You may offer one-on-one consulting and demos of more organization-specific scenarios, as well as information on pricing. More than likely, your sales team will be heavily engaged at this point.

Paired with email marketing automation, this type of nurturing campaign will give you the data insights to build a lead scoring campaign that make it easy to detect when your subscribers are sales-ready.

3. Build your lead scoring campaign.

With your nurturing campaign up and running, you can start grading your leads by giving each of them a score based on behaviors. These behaviors should be in response to your email lead nurturing campaign.

You can approach this lead categorization in several ways, typically using a numeric score. For example, prospects who are a good fit from a demographic/firmographic perspective should be placed in the top tier of sales-ready leads—but only if they’re showing interest by downloading ebooks and whitepapers in quick succession.

Start grading your prospects with a numeric score of 1 or 2. If one of these leads also takes the time to attend a webinar, bump them up as a priority. Your sales team should be trying to call them directly, or at least sending personal emails.

But these are obvious examples. There will be dozens of behavior combinations that may indicate a prospect’s readiness to convert. And those factors may not always be evident to you.

Instead of devoting your time to sifting through the data to score and categorize your leads, use your email marketing automation for scoring. It not only will save you the time from scoring and categorizing those leads manually, but it will also do a tremendously better job of grading leads accurately.
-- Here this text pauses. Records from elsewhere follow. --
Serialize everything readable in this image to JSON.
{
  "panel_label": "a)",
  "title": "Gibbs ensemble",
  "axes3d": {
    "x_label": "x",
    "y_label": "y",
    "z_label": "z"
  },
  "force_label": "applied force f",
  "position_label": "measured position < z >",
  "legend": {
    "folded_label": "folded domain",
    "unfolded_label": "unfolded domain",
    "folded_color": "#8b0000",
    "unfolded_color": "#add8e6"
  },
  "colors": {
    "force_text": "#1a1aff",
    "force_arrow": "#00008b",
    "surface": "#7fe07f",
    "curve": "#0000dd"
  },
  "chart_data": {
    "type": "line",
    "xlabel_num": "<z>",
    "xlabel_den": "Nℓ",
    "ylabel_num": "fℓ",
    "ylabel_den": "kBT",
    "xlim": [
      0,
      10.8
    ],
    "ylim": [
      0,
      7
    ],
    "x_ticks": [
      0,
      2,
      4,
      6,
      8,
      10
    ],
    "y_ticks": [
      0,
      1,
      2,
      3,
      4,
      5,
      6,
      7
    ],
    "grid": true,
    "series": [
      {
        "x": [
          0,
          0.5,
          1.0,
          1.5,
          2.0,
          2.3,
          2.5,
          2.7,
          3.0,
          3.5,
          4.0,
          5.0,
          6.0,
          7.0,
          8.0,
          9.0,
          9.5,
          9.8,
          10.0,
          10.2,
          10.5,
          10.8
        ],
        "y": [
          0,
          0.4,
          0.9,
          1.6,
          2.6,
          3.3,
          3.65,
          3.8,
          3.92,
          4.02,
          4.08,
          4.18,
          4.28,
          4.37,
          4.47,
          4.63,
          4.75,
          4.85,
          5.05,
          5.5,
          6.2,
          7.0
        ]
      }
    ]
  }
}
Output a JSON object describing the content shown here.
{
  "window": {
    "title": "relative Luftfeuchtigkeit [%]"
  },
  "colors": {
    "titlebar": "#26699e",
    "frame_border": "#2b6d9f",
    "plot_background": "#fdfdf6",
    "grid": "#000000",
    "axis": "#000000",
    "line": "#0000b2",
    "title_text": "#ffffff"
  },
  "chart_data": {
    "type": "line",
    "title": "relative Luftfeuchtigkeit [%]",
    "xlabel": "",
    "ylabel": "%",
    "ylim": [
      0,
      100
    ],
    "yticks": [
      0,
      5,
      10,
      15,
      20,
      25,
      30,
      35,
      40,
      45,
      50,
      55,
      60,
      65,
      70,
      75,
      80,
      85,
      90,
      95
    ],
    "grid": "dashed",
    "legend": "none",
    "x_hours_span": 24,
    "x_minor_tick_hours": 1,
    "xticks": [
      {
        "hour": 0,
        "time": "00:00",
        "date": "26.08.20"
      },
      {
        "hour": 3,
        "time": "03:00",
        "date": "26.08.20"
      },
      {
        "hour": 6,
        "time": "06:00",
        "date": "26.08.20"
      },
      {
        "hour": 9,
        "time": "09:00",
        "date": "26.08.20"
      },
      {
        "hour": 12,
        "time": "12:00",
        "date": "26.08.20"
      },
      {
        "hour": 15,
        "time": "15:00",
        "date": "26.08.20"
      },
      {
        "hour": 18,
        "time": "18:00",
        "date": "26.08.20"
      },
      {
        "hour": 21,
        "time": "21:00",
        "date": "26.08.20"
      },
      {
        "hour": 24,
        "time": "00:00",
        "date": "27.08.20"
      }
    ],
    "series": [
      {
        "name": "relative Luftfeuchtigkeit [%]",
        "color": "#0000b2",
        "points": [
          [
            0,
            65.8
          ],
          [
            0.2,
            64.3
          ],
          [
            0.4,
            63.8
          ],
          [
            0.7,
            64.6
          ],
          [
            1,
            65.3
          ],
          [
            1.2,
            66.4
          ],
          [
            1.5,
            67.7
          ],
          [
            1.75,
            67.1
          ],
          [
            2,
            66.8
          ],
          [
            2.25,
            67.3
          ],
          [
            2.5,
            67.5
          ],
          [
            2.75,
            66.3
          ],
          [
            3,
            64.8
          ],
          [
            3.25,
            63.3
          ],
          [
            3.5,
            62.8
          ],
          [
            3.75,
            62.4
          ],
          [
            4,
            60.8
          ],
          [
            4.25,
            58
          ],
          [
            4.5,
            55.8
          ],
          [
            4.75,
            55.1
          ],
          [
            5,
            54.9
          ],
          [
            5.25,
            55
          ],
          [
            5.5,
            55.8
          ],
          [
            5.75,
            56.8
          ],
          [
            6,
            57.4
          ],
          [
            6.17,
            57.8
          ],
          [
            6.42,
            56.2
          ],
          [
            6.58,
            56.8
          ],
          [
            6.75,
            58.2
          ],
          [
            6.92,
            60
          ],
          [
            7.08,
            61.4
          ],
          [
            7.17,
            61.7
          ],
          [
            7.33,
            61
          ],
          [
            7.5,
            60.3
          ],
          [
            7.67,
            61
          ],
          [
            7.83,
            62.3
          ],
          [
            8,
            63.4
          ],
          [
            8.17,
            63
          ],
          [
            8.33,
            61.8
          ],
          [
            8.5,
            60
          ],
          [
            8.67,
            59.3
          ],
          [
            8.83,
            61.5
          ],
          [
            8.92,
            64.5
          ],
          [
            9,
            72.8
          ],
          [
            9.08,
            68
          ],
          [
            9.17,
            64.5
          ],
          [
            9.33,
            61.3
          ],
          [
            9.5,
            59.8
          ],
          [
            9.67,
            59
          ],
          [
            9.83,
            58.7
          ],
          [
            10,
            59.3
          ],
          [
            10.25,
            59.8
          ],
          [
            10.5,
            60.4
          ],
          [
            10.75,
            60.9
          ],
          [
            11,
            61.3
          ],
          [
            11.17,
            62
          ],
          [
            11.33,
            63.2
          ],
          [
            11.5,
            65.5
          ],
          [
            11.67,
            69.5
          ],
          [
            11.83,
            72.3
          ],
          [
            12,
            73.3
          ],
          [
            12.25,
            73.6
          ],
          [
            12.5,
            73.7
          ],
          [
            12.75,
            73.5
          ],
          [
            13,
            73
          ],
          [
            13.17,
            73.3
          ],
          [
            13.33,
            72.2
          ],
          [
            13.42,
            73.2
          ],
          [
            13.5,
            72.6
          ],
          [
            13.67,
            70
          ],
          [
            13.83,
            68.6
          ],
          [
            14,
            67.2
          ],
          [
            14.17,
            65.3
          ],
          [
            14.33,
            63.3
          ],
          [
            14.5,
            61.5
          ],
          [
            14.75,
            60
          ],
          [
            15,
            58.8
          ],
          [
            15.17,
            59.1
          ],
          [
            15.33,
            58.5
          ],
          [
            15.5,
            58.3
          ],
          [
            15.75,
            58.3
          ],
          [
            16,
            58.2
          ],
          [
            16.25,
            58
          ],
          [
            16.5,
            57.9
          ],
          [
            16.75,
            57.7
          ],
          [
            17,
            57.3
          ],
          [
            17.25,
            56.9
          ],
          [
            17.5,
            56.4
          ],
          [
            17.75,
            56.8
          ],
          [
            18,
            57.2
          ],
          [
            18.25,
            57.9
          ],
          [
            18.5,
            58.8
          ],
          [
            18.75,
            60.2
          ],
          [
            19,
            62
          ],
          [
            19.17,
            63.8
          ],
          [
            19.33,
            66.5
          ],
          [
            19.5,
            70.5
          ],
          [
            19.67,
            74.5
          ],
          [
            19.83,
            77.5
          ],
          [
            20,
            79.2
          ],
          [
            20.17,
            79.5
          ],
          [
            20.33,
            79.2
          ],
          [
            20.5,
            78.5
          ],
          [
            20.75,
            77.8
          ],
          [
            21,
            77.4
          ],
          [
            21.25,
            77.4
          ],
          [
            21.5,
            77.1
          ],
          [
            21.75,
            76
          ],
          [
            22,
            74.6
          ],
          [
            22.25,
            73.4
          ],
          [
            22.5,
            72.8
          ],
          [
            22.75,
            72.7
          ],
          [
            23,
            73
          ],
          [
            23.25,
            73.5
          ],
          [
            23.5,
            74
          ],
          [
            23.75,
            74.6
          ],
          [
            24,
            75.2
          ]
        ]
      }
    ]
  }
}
Here is a general example of how you can set up your scoring:

  • Open your welcome email – 5 points
  • Open 3 subsequent emails – 10 points each (30 points)
  • Click-through to your site – 15 points
  • Browse product page – 20 points
  • Download a whitepaper – 25 points
  • View a product tutorial – 50 points

In this case, leads with a score of 75 points can be categorized as sales-ready. And anything above 100 could be a signal that it’s time for your sales team to make a direct contact.

4. Segment your list for better lead scoring.

Another key part of setting up an effective lead scoring system involves dynamic list segmentation through marketing automation.

The dynamic segmentation feature of your marketing automation further supports your lead scoring strategy with minimal effort on your part.

Using the points system you’ve already established, marketing automation can be set up to segment your contacts—allowing you to send relevant email messages to the appropriate audiences in the right formats, all in real time.

Develop messaging for each segment in the acquisition cycle, based on the points assigned for each category. You can create sub-segments within the categories of new leads, warm leads, qualified leads and sales-qualified.

This segmentation, as well as messaging, should be constantly in flux, adjusting to reflect changes in the level of engagement among your subscribers. Subscribers within each segment may move more quickly than others and, therefore, should be treated to content personalized to their changing interests.

Another benefit of a lead scoring with email marketing is that you will start detecting the mix of activities among your subscribers that tend to lead to a conversion. Use this data to continue to fine-tune your content marketing strategy.

Through this cycle of lead scoring and the delivery of more relevant content, you will gain the ability to further nurture your segmented audiences. You also will become more efficient at widening the bottom of the funnel and gaining more sales-ready leads.